LOTO-QUÉBEC ET LA PUBLICITÉ TÉLÉ
À DEUX VITESSES
 
par Gilles Guénette
 
But the game never ends
When your whole world depends
On the turn of a friendly card
Alan Parsons, Eric Woolfson 1997
 
 
          Le secteur de la publicité sur les boissons alcoolisées et les produits du tabac est fortement réglementé au Canada; celui de la loto ne l'est pas. Les brasseurs, distillateurs et fabricants de tabac doivent se plier à une réglementation des plus strictes quand vient le temps d'annoncer leurs produits sur la place publique; les sociétés de loteries sont à toute fin libres de faire ce qu'elles veulent. Se pourrait-il que la publicité de loteries ne soit pas réglementée au pays parce que les seuls fournisseurs autorisés sont publics? L'État posséderait-il différents standards pour établir qui peut annoncer quoi?
 
Piastre pour piastre 
  
          On sonne à la porte. Une vieille dame ouvre. « Aimée Lavoie comment ça va? » demande la visiteuse. « Eva Gagné t'es en retard » répond la visitée. Un mini chien dans une main, deux billets de Loto Bingo Domino dans l'autre, Eva Gagné entre – sur une musique des plus enlevantes. Les deux dames âgées s'installent devant une tasse de thé et leur billet de loterie instantanée et, toutes excitées, commencent à gratter. « C'est ben long ce jeu-là! » de dire Mme Lavoie. « Bingo! » de s'écrier Mme Gagné. « J'ai gagné le gros lot de 10 000 dollars! » Aimée Lavoie lève les yeux vers le plafond, Eva Gagné rayonne de joie et crie « 10 000 dollars! » une seconde fois. 
  
          Cette publicité est diffusée ces jours-ci sur les ondes des principales chaînes de télévisions francophones du Québec et vante les mérites d'une des nombreuses loteries instantanées – communément appelées « gratteux » – de Loto-Québec.
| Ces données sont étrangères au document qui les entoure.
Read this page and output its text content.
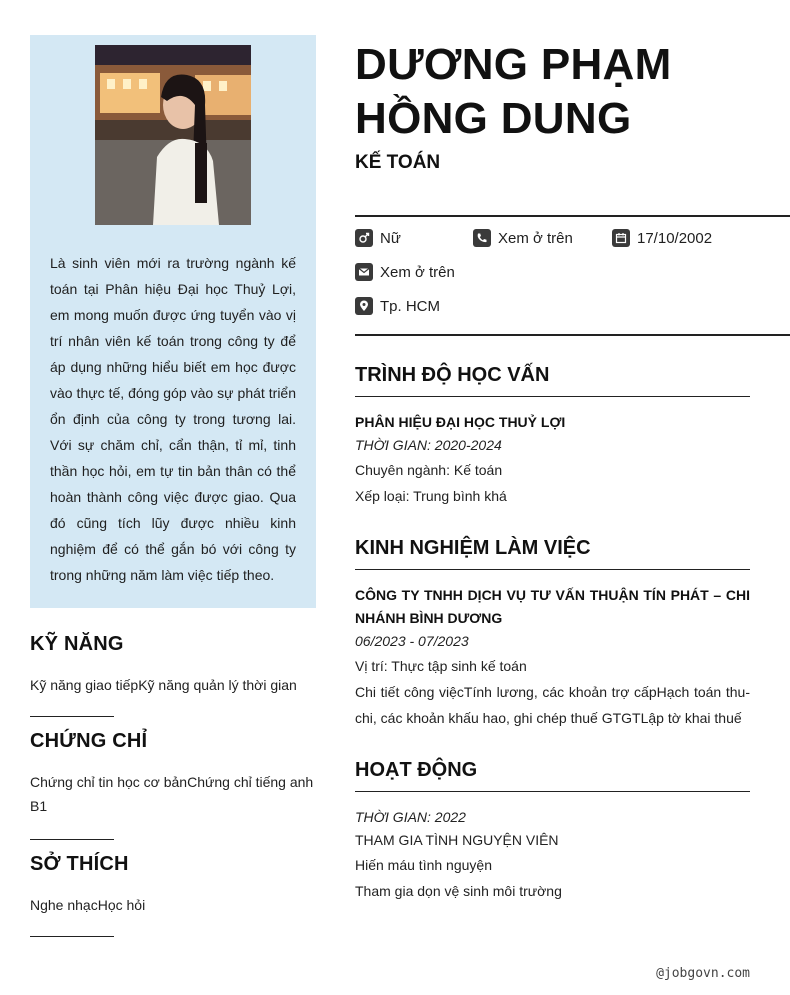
Là sinh viên mới ra trường ngành kế toán tại Phân hiệu Đại học Thuỷ Lợi, em mong muốn được ứng tuyển vào vị trí nhân viên kế toán trong công ty để áp dụng những hiểu biết em học được vào thực tế, đóng góp vào sự phát triển ổn định của công ty trong tương lai. Với sự chăm chỉ, cẩn thận, tỉ mỉ, tinh thần học hỏi, em tự tin bản thân có thể hoàn thành công việc được giao. Qua đó cũng tích lũy được nhiều kinh nghiệm để có thể gắn bó với công ty trong những năm làm việc tiếp theo.

KỸ NĂNG

Kỹ năng giao tiếpKỹ năng quản lý thời gian

CHỨNG CHỈ

Chứng chỉ tin học cơ bảnChứng chỉ tiếng anh B1

SỞ THÍCH

Nghe nhạcHọc hỏi

DƯƠNG PHẠM
HỒNG DUNG

KẾ TOÁN

Nữ	Xem ở trên	17/10/2002
Xem ở trên
Tp. HCM
TRÌNH ĐỘ HỌC VẤN

PHÂN HIỆU ĐẠI HỌC THUỶ LỢI

THỜI GIAN: 2020-2024

Chuyên ngành: Kế toán

Xếp loại: Trung bình khá

KINH NGHIỆM LÀM VIỆC

CÔNG TY TNHH DỊCH VỤ TƯ VẤN THUẬN TÍN PHÁT – CHI NHÁNH BÌNH DƯƠNG

06/2023 - 07/2023

Vị trí: Thực tập sinh kế toán

Chi tiết công việcTính lương, các khoản trợ cấpHạch toán thu-chi, các khoản khấu hao, ghi chép thuế GTGTLập tờ khai thuế

HOẠT ĐỘNG

THỜI GIAN: 2022

THAM GIA TÌNH NGUYỆN VIÊN

Hiến máu tình nguyện

Tham gia dọn vệ sinh môi trường

@jobgovn.com
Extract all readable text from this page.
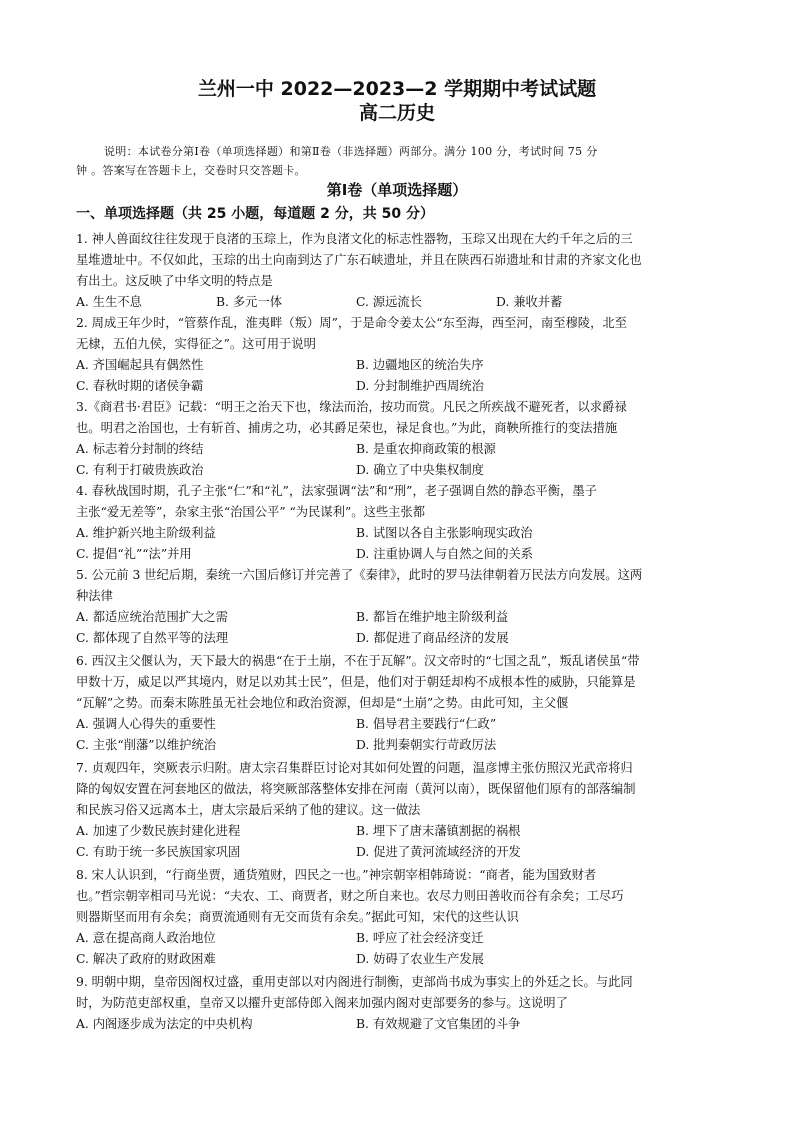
兰州一中 2022—2023—2 学期期中考试试题
高二历史
说明：本试卷分第Ⅰ卷（单项选择题）和第Ⅱ卷（非选择题）两部分。满分 100 分，考试时间 75 分
钟 。答案写在答题卡上，交卷时只交答题卡。
第Ⅰ卷（单项选择题）
一、单项选择题（共 25 小题，每道题 2 分，共 50 分）
1. 神人兽面纹往往发现于良渚的玉琮上，作为良渚文化的标志性器物，玉琮又出现在大约千年之后的三
星堆遗址中。不仅如此，玉琮的出土向南到达了广东石峡遗址，并且在陕西石峁遗址和甘肃的齐家文化也
有出土。这反映了中华文明的特点是
A. 生生不息	B. 多元一体	C. 源远流长	D. 兼收并蓄
2. 周成王年少时，“管蔡作乱，淮夷畔（叛）周”，于是命令姜太公“东至海，西至河，南至穆陵，北至
无棣，五伯九侯，实得征之”。这可用于说明
A. 齐国崛起具有偶然性	B. 边疆地区的统治失序
C. 春秋时期的诸侯争霸	D. 分封制维护西周统治
3.《商君书·君臣》记载：“明王之治天下也，缘法而治，按功而赏。凡民之所疾战不避死者，以求爵禄
也。明君之治国也，士有斩首、捕虏之功，必其爵足荣也，禄足食也。”为此，商鞅所推行的变法措施
A. 标志着分封制的终结	B. 是重农抑商政策的根源
C. 有利于打破贵族政治	D. 确立了中央集权制度
4. 春秋战国时期，孔子主张“仁”和“礼”，法家强调“法”和“刑”，老子强调自然的静态平衡，墨子
主张“爱无差等”，杂家主张“治国公平” “为民谋利”。这些主张都
A. 维护新兴地主阶级利益	B. 试图以各自主张影响现实政治
C. 提倡“礼”“法”并用	D. 注重协调人与自然之间的关系
5. 公元前 3 世纪后期，秦统一六国后修订并完善了《秦律》，此时的罗马法律朝着万民法方向发展。这两
种法律
A. 都适应统治范围扩大之需	B. 都旨在维护地主阶级利益
C. 都体现了自然平等的法理	D. 都促进了商品经济的发展
6. 西汉主父偃认为，天下最大的祸患“在于土崩，不在于瓦解”。汉文帝时的“七国之乱”，叛乱诸侯虽“带
甲数十万，威足以严其境内，财足以劝其士民”，但是，他们对于朝廷却构不成根本性的威胁，只能算是
“瓦解”之势。而秦末陈胜虽无社会地位和政治资源，但却是“土崩”之势。由此可知，主父偃
A. 强调人心得失的重要性	B. 倡导君主要践行“仁政”
C. 主张“削藩”以维护统治	D. 批判秦朝实行苛政厉法
7. 贞观四年，突厥表示归附。唐太宗召集群臣讨论对其如何处置的问题，温彦博主张仿照汉光武帝将归
降的匈奴安置在河套地区的做法，将突厥部落整体安排在河南（黄河以南），既保留他们原有的部落编制
和民族习俗又远离本土，唐太宗最后采纳了他的建议。这一做法
A. 加速了少数民族封建化进程	B. 埋下了唐末藩镇割据的祸根
C. 有助于统一多民族国家巩固	D. 促进了黄河流域经济的开发
8. 宋人认识到，“行商坐贾，通货殖财，四民之一也。”神宗朝宰相韩琦说：“商者，能为国致财者
也。”哲宗朝宰相司马光说：“夫农、工、商贾者，财之所自来也。农尽力则田善收而谷有余矣；工尽巧
则器斯坚而用有余矣；商贾流通则有无交而货有余矣。”据此可知，宋代的这些认识
A. 意在提高商人政治地位	B. 呼应了社会经济变迁
C. 解决了政府的财政困难	D. 妨碍了农业生产发展
9. 明朝中期，皇帝因阁权过盛，重用吏部以对内阁进行制衡，吏部尚书成为事实上的外廷之长。与此同
时，为防范吏部权重，皇帝又以擢升吏部侍郎入阁来加强内阁对吏部要务的参与。这说明了
A. 内阁逐步成为法定的中央机构	B. 有效规避了文官集团的斗争
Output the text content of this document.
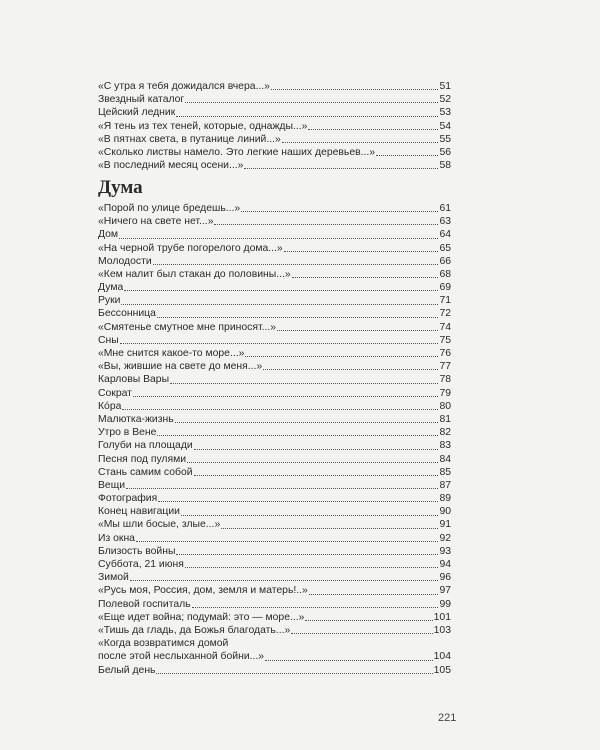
«С утра я тебя дожидался вчера...»	51
Звездный каталог	52
Цейский ледник	53
«Я тень из тех теней, которые, однажды...»	54
«В пятнах света, в путанице линий...»	55
«Сколько листвы намело. Это легкие наших деревьев...»	56
«В последний месяц осени...»	58
Дума
«Порой по улице бредешь...»	61
«Ничего на свете нет...»	63
Дом	64
«На черной трубе погорелого дома...»	65
Молодости	66
«Кем налит был стакан до половины...»	68
Дума	69
Руки	71
Бессонница	72
«Смятенье смутное мне приносят...»	74
Сны	75
«Мне снится какое-то море...»	76
«Вы, жившие на свете до меня...»	77
Карловы Вары	78
Сократ	79
Кóра	80
Малютка-жизнь	81
Утро в Вене	82
Голуби на площади	83
Песня под пулями	84
Стань самим собой	85
Вещи	87
Фотография	89
Конец навигации	90
«Мы шли босые, злые...»	91
Из окна	92
Близость войны	93
Суббота, 21 июня	94
Зимой	96
«Русь моя, Россия, дом, земля и матерь!..»	97
Полевой госпиталь	99
«Еще идет война; подумай: это — море...»	101
«Тишь да гладь, да Божья благодать...»	103
«Когда возвратимся домой
после этой неслыханной бойни...»	104
Белый день	105
221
La pub ne détonne en rien avec ce qu'on est habitué de voir en matière de promotions de loteries: elle est gentille, un peu bruyante et fait sourire à défaut de faire rire. 
 
          L'année dernière, Loto-Québec dépensait 20 millions $ en publicité pour aller chercher près de 3,5 milliards $ dans les poches des contribuables – somme qu'elle se targue de retourner « intégralement » à la collectivité en achats de biens et de services, en salaires et avantages sociaux à 5 974 employés, en taxes aux gouvernements, en aide à 2 148 organismes sans but lucratif, etc. En fait, la société d'État redonne d'une main ce qu'elle prend de l'autre – en se gardant quelques millions, mais bon... 
  
Les uns et les autres 
  
          Donc, en matière de publicité, la société d'État possède son propre code réglementaire qu'elle se charge elle-même de faire respecter. Celui-ci est constitué de onze « restrictions » toutes plus floues les unes que les autres: la publicité ne doit pas contenir de fausses affirmations; elle ne doit pas être trop suggestive lorsqu'elle montre ce que le joueur pourra se procurer s'il gagne; elle ne doit pas donner l'impression que le gain est garanti; elle ne doit pas plaire aux enfants ou mettre en scène des enfants; elle doit être de bon goût et refléter une bonne image corporative; etc. 
  
          Ces restrictions ne sont pas des plus restrictives. À part celle touchant aux enfants, elles laissent une très large marche de manoeuvre aux « créatifs » en charge des campagnes et leur permettent à peu près toutes les dérogations. La campagne publicitaire du jeu de loterie sur cédérom Trésor de la Tour l'an dernier démontre bien à quel point le code est « flexible »: elle mettait en scène des personnages de bandes dessinées... Celle de la loterie instantanée Pyramides de 1998 mettait en scène un équipage de petits bonhommes verts entassés dans leur ovni... 
  
           Loto-Québec n'a de comptes à rendre qu'à son unique actionnaire, le ministre des Finances du Québec. Elle n'est même pas tenue de donner aux téléspectateurs une idée (aussi vague soit-elle) de leurs chances de remporter un gros lot en jouant à tel ou tel jeu – soit une sur plusieurs millions. Dans d'autres domaines, une telle liberté promotionnelle n'est tout simplement pas imaginable. 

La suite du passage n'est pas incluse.